Does your Board record its meetings, either with audio recordings or video recordings? Do you allow members who are present to record meetings? Do you know? Do you care?

With all the discussion and action in recent years focused on transparency of association operations, it might seem like recording meetings, or allowing them to be recorded is consistent with notions of transparency. However, that is often not the case. When your association has not thought about this topic, too often the result, when the Board discovers that a member is recording the meetings, is uncertainty, and then the call to the association’s lawyer’s office to find out what is allowed, not allowed, and what can be done

Most of the time, for good reason, boards do not want to permit either the audio or video recording of their meetings. Recording meetings can be disruptive and impede free discussion. One of the purposes of board meetings is to encourage the free exchange of ideas, without fear of retribution. However, recorded meetings tend to chill the exchange of ideas. If they are being recorded, people tend to be much more cautious about what they say, and will often not say anything at all. This clearly does not promote transparency or the free exchange of ideas.

It also seems that the reason members want to record meetings is to have "proof" of what was said or occurred at a meeting. Unfortunately, recordings are too often used to focus on minutiae, or to take statements out of context. Allowing a member to use recordings for this purpose requires the Board to spend endless hours listening to or viewing the recordings to be able to rebut charges made or to put statements back in context. This is valuable time that could otherwise be used in attending to the Association’s more important issues.

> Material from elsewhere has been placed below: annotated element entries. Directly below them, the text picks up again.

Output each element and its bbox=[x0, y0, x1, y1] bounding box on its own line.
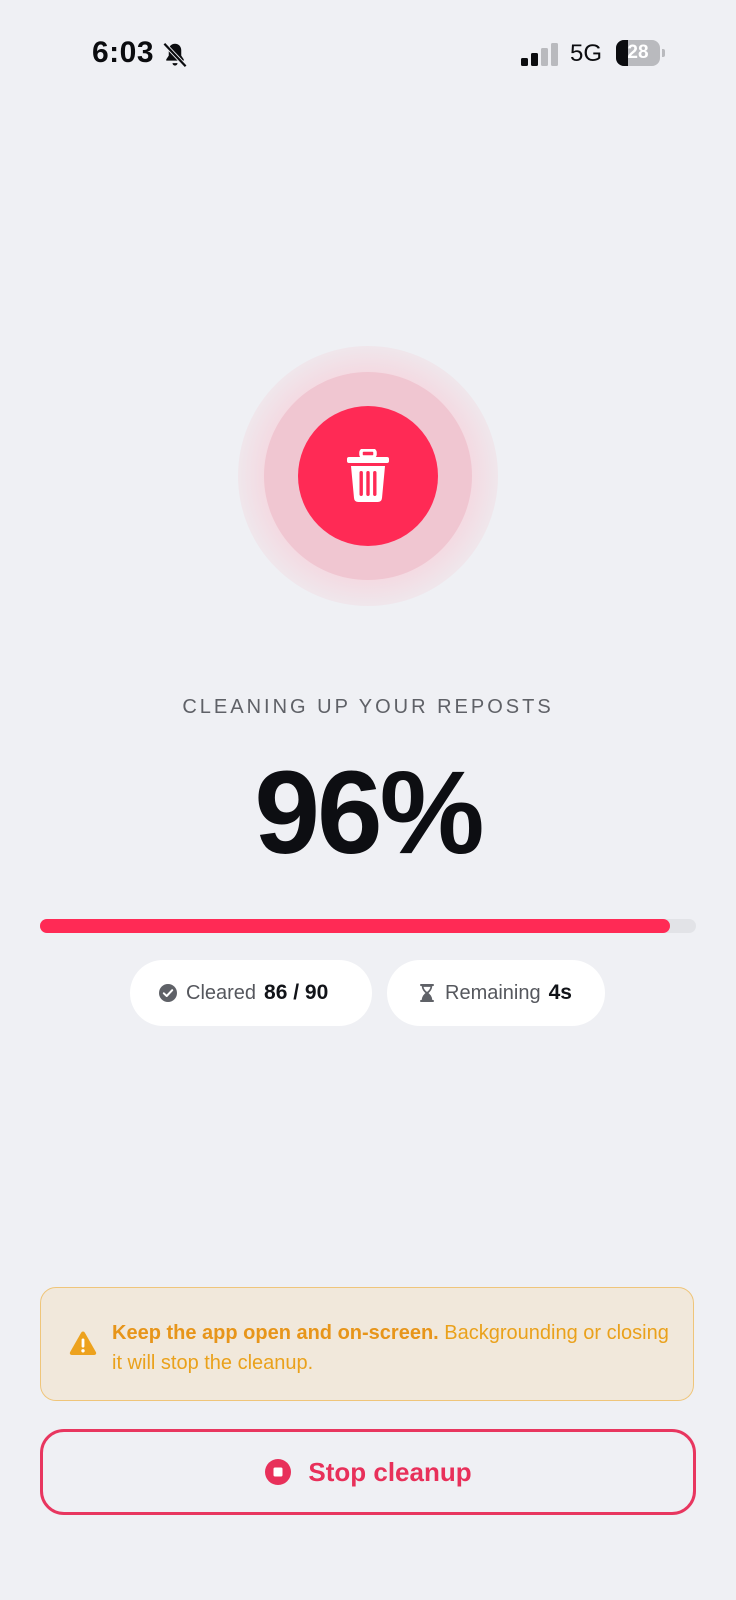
status-bar: 6:03 5G 28 bbox=[0, 0, 736, 110]
bell-muted-icon bbox=[162, 42, 188, 68]
remaining-value: 4s bbox=[548, 981, 572, 1004]
warning-triangle-icon bbox=[69, 1331, 97, 1355]
warning-message: Keep the app open and on-screen. Backgro… bbox=[112, 1318, 672, 1378]
status-time: 6:03 bbox=[92, 36, 155, 69]
warning-strong-text: Keep the app open and on-screen. bbox=[112, 1322, 439, 1344]
remaining-label: Remaining bbox=[445, 981, 541, 1004]
trash-badge bbox=[298, 406, 438, 546]
network-type: 5G bbox=[570, 40, 603, 67]
remaining-pill: Remaining 4s bbox=[387, 960, 605, 1026]
progress-percent: 96% bbox=[254, 747, 484, 879]
battery-level: 28 bbox=[627, 42, 649, 63]
trash-icon bbox=[347, 449, 389, 502]
cleared-pill: Cleared 86 / 90 bbox=[130, 960, 372, 1026]
hourglass-icon bbox=[420, 984, 434, 1002]
keep-open-warning: Keep the app open and on-screen. Backgro… bbox=[40, 1287, 694, 1401]
progress-bar bbox=[40, 919, 696, 933]
cleanup-hero bbox=[238, 346, 498, 606]
cleared-label: Cleared bbox=[186, 981, 257, 1004]
stop-cleanup-label: Stop cleanup bbox=[308, 1456, 472, 1487]
check-circle-icon bbox=[159, 984, 177, 1002]
progress-heading: CLEANING UP YOUR REPOSTS bbox=[182, 696, 554, 718]
stop-cleanup-button[interactable]: Stop cleanup bbox=[40, 1429, 696, 1515]
cleared-value: 86 / 90 bbox=[264, 981, 329, 1004]
stop-circle-icon bbox=[265, 1459, 292, 1485]
cellular-signal-icon bbox=[521, 43, 558, 66]
progress-bar-fill bbox=[40, 919, 670, 933]
battery-icon: 28 bbox=[616, 40, 665, 66]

Rather than having to defend everything said or done during a multi-hour meeting, the board’s actions should be memorialized in the minutes of the meeting, and left at that. The board may want to carve out an exception for an official record-keeper (e.g., the association’s secretary) to audio or video record the proceedings for record-keeping purposes, or simply to assist with the preparation of meeting minutes. If the Board decides to regularly tape record the meetings for record-keeping purposes, it should also implement a record retention policy by which the tapes are destroyed after the decisions made have been committed to writing in the form of meeting minutes. In such a case, the Board may need to permit member access to the tapes during the time between the meeting and the tapes’ destruction.

So how do you regulate the use of recordings? As you know, one of the mandatory responsible governance policies required by CCIOA is a conduct of meetings policy. That policy should address whether recording of meetings is permitted, and if so, to what extent. Further, if you do allow meetings to be recorded, your records retention policy should then address when those recordings are disposed of. This, of course, doesn’t regulate how long an owner can keep a recording. So give careful thought to whether you want to allow members to record meetings – doing so does nothing to promote open discussion or transparency.